My kids are going to old-fashioned day camp this summer, the kind where you make lanyards and do free swim and drink Kool-Aid. Back when I was a kid, this was what kids did. Your mom didn’t have to feel guilty about it. In fact, for what it cost, she might even have felt pleased she was giving you a relaxing summer experience.
It’s no longer the ’70’s, unfortunately.
My girlfriend heard about my plans. She said, “Day camp? That sounds GREAT.” Apparently, great for other people’s kids.
“What are your kids doing?” I asked, innocently. Her kids are 5 and 7.
Luckily, we had some time.
“They’ll be on the swim team at the club, so they’ll be training two hours a day. Then they’re going to some specialty camps: soccer, baseball and tennis, and of course they’re continuing their piano lessons weekly. I also have Maya practicing reading with her tutor so she doesn’t have any summer learning loss.”
My girlfriend is not alone. Many of my clients and other members of my social circle are making similar plans.
Hopefully the kids will enjoy all these activities. For parents and nannies, scheduling and schlepping kids to all of this sounds exhausting.

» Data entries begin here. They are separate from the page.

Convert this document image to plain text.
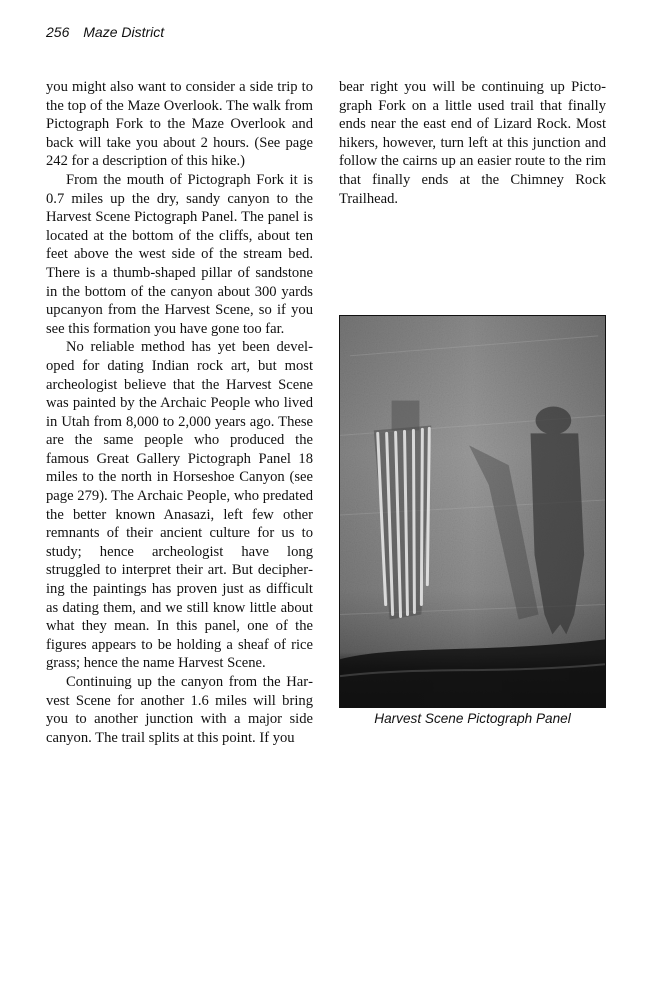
256 Maze District

you might also want to consider a side trip to the top of the Maze Overlook. The walk from Pictograph Fork to the Maze Overlook and back will take you about 2 hours. (See page 242 for a description of this hike.)

From the mouth of Pictograph Fork it is 0.7 miles up the dry, sandy canyon to the Harvest Scene Pictograph Panel. The panel is located at the bottom of the cliffs, about ten feet above the west side of the stream bed. There is a thumb-shaped pillar of sandstone in the bottom of the canyon about 300 yards upcanyon from the Harvest Scene, so if you see this formation you have gone too far.

No reliable method has yet been developed for dating Indian rock art, but most archeologist believe that the Harvest Scene was painted by the Archaic People who lived in Utah from 8,000 to 2,000 years ago. These are the same people who produced the famous Great Gallery Pictograph Panel 18 miles to the north in Horseshoe Canyon (see page 279). The Archaic People, who predated the better known Anasazi, left few other remnants of their ancient culture for us to study; hence archeologist have long struggled to interpret their art. But deciphering the paintings has proven just as difficult as dating them, and we still know little about what they mean. In this panel, one of the figures appears to be holding a sheaf of rice grass; hence the name Harvest Scene.

Continuing up the canyon from the Harvest Scene for another 1.6 miles will bring you to another junction with a major side canyon. The trail splits at this point. If you

bear right you will be continuing up Pictograph Fork on a little used trail that finally ends near the east end of Lizard Rock. Most hikers, however, turn left at this junction and follow the cairns up an easier route to the rim that finally ends at the Chimney Rock Trailhead.

Harvest Scene Pictograph Panel
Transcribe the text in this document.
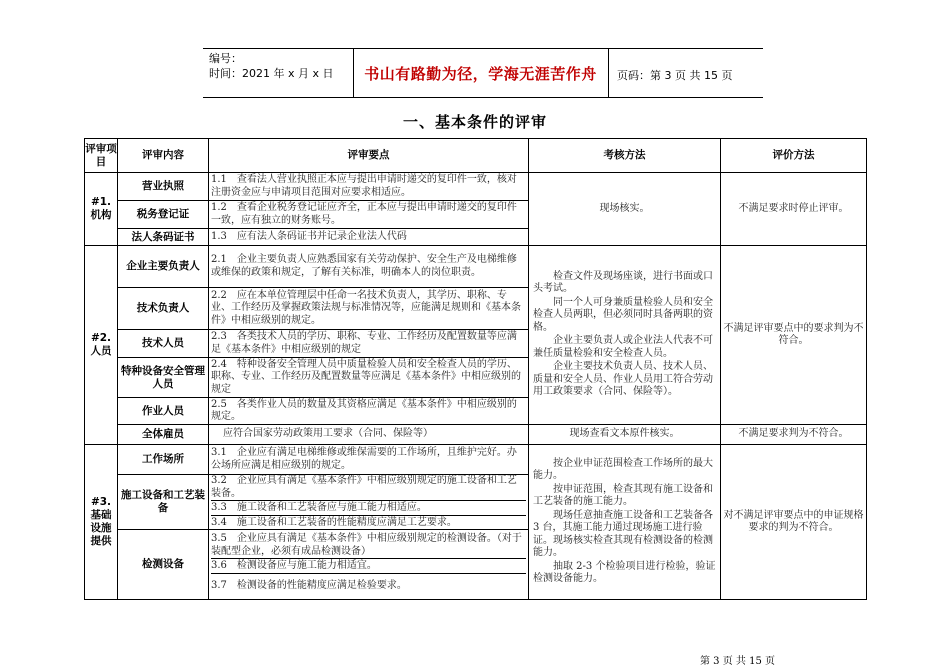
编号：
时间：2021 年 x 月 x 日	书山有路勤为径，学海无涯苦作舟	页码：第 3 页 共 15 页
一、基本条件的评审
评审项目	评审内容	评审要点	考核方法	评价方法
#1.机构	营业执照	1.1　查看法人营业执照正本应与提出申请时递交的复印件一致，核对注册资金应与申请项目范围对应要求相适应。	现场核实。	不满足要求时停止评审。
	税务登记证	1.2　查看企业税务登记证应齐全，正本应与提出申请时递交的复印件一致，应有独立的财务账号。		
	法人条码证书	1.3　应有法人条码证书并记录企业法人代码		
#2.人员	企业主要负责人	2.1　企业主要负责人应熟悉国家有关劳动保护、安全生产及电梯维修或维保的政策和规定，了解有关标准，明确本人的岗位职责。	检查文件及现场座谈，进行书面或口头考试。

同一个人可身兼质量检验人员和安全检查人员两职，但必须同时具备两职的资格。

企业主要负责人或企业法人代表不可兼任质量检验和安全检查人员。

企业主要技术负责人员、技术人员、质量和安全人员、作业人员用工符合劳动用工政策要求（合同、保险等）。	不满足评审要点中的要求判为不符合。
	技术负责人	2.2　应在本单位管理层中任命一名技术负责人，其学历、职称、专业、工作经历及掌握政策法规与标准情况等，应能满足规则和《基本条件》中相应级别的规定。		
	技术人员	2.3　各类技术人员的学历、职称、专业、工作经历及配置数量等应满足《基本条件》中相应级别的规定		
	特种设备安全管理人员	2.4　特种设备安全管理人员中质量检验人员和安全检查人员的学历、职称、专业、工作经历及配置数量等应满足《基本条件》中相应级别的规定		
	作业人员	2.5　各类作业人员的数量及其资格应满足《基本条件》中相应级别的规定。		
	全体雇员	应符合国家劳动政策用工要求（合同、保险等）	现场查看文本原件核实。	不满足要求判为不符合。
#3.基础设施提供	工作场所	3.1　企业应有满足电梯维修或维保需要的工作场所，且维护完好。办公场所应满足相应级别的规定。	按企业申证范围检查工作场所的最大能力。

按申证范围，检查其现有施工设备和工艺装备的施工能力。

现场任意抽查施工设备和工艺装备各 3 台，其施工能力通过现场施工进行验证。现场核实检查其现有检测设备的检测能力。

抽取 2-3 个检验项目进行检验，验证检测设备能力。	对不满足评审要点中的申证规格要求的判为不符合。
	施工设备和工艺装备	3.2　企业应具有满足《基本条件》中相应级别规定的施工设备和工艺装备。
3.3　施工设备和工艺装备应与施工能力相适应。
3.4　施工设备和工艺装备的性能精度应满足工艺要求。		

	检测设备	3.5　企业应具有满足《基本条件》中相应级别规定的检测设备。（对于装配型企业，必须有成品检测设备）
3.6　检测设备应与施工能力相适宜。
3.7　检测设备的性能精度应满足检验要求。		
第 3 页 共 15 页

Again, I wish some schools people could take the lead encouraging kids to be kids and families to relax. Unfortunately, the truth is that the private schools take a hypocritical position. They love seemingly laid back parents who have miraculously spawned gifted athletes and artists. Even kindergarten applicants have an edge when they have some learned skills.
That’s why enrichment continues nonstop, now all year long.